For Hugh

Hugh Nibley died. He was very old, but his words had so much relevance and meaning to me, I can’t help but being somewhat sad. The way he wrote about things, well, he did alot for faith and understanding of my religious beliefs. I grateful for that.
The sad thing is that he died amid so much controversy because his daughter wrote a book, claiming that he sexually abused her. It isn’t my place to determine the truth of that allegation, all of his other children have vehemently defended him. But what it has caused me to think about is sometimes the blame that individuals assign to others as a means of justifying their actions or why they chose to believe or not.
The easiest thing to do in the world is to blame other people for our decisions. What people should really say when they decide that they no longer want to be a part of an organized religion is say, I didn’t believe that, because what it really comes down to is a lack of faith on an individual’s part. That lack of faith may be affected by the actions of others, but it is a person’s own choice to believe or not to believe. Blaming a 90 year old man who can’t defend himself hardly seems like a valid exercise.
I have thought alot about my own reasons for doing or not doing what I have been taught is right in my religious cannon. Sometimes, I think it is easy to blame someone else for my lack of perfection. It isn’t fair – the choices I make are my own. The wrongs that have been done to me are owned by the person that perpetrated those wrongs, not by me. We are defined not by what people do to us, but how we react to those things and how we act ourselves.
It gives me a moment to pause, because at times I have felt like my church isn’t worth the sacrifice it requires. But then I realize, that the people I know who have unconditionally surrendered their will to do what they believe is right, according to my religion, are generally the happiest people I know. In contrast, the people I know that have said that the sacrifice is too difficult, and are therefore not pursuing religion anymore are generally not happy, but fault other people for their misery.

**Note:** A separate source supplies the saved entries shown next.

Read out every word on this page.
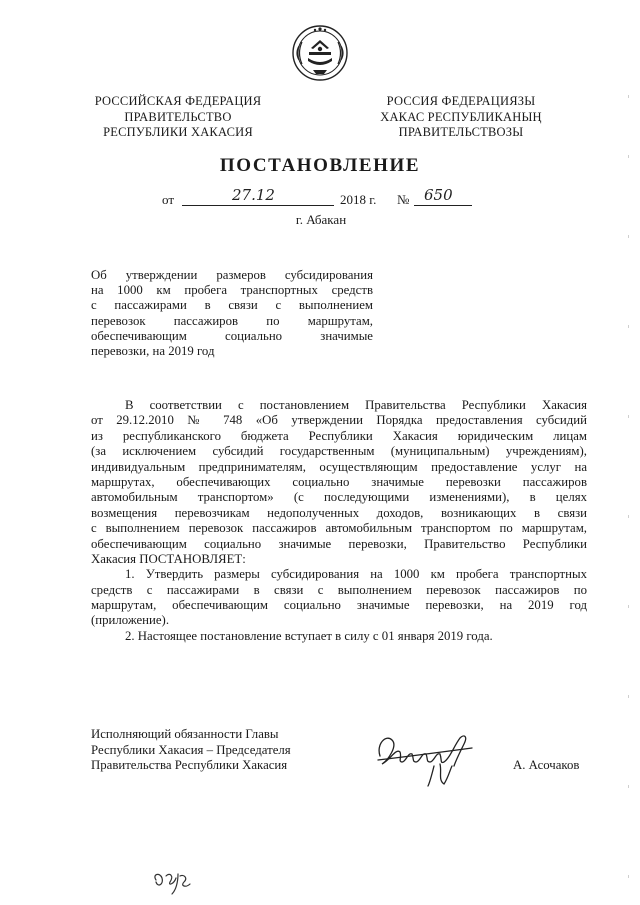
РОССИЙСКАЯ ФЕДЕРАЦИЯ
ПРАВИТЕЛЬСТВО
РЕСПУБЛИКИ ХАКАСИЯ
РОССИЯ ФЕДЕРАЦИЯЗЫ
ХАКАС РЕСПУБЛИКАНЫҢ
ПРАВИТЕЛЬСТВОЗЫ
ПОСТАНОВЛЕНИЕ
от	27.12	2018 г. № 650
г. Абакан
Об утверждении размеров субсидирования
на 1000 км пробега транспортных средств
с пассажирами в связи с выполнением
перевозок пассажиров по маршрутам,
обеспечивающим социально значимые
перевозки, на 2019 год
В соответствии с постановлением Правительства Республики Хакасия
от 29.12.2010 № 748 «Об утверждении Порядка предоставления субсидий
из республиканского бюджета Республики Хакасия юридическим лицам
(за исключением субсидий государственным (муниципальным) учреждениям),
индивидуальным предпринимателям, осуществляющим предоставление услуг на
маршрутах, обеспечивающих социально значимые перевозки пассажиров
автомобильным транспортом» (с последующими изменениями), в целях
возмещения перевозчикам недополученных доходов, возникающих в связи
с выполнением перевозок пассажиров автомобильным транспортом по маршрутам,
обеспечивающим социально значимые перевозки, Правительство Республики
Хакасия ПОСТАНОВЛЯЕТ:
1. Утвердить размеры субсидирования на 1000 км пробега транспортных
средств с пассажирами в связи с выполнением перевозок пассажиров по
маршрутам, обеспечивающим социально значимые перевозки, на 2019 год
(приложение).
2. Настоящее постановление вступает в силу с 01 января 2019 года.
Исполняющий обязанности Главы
Республики Хакасия – Председателя
Правительства Республики Хакасия	А. Асочаков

Faulting other people doesn’t make them any happier, it only results in them finding more fault in more people.
It doesn’t work when all I want to be is beaming and radiant. It doesn’t work when I believe what Nibley has written about the way that we approach Zion, the way that we become more Godlike ourselves.
I am by no means a model Latter-day Saint. I make mistakes all of the time, and I have my own struggles with doubt. However, something about the way Nibley wrote about scripture taught me that I too can work things out in my own mind at at the end of the day find a place to work out my own salvation.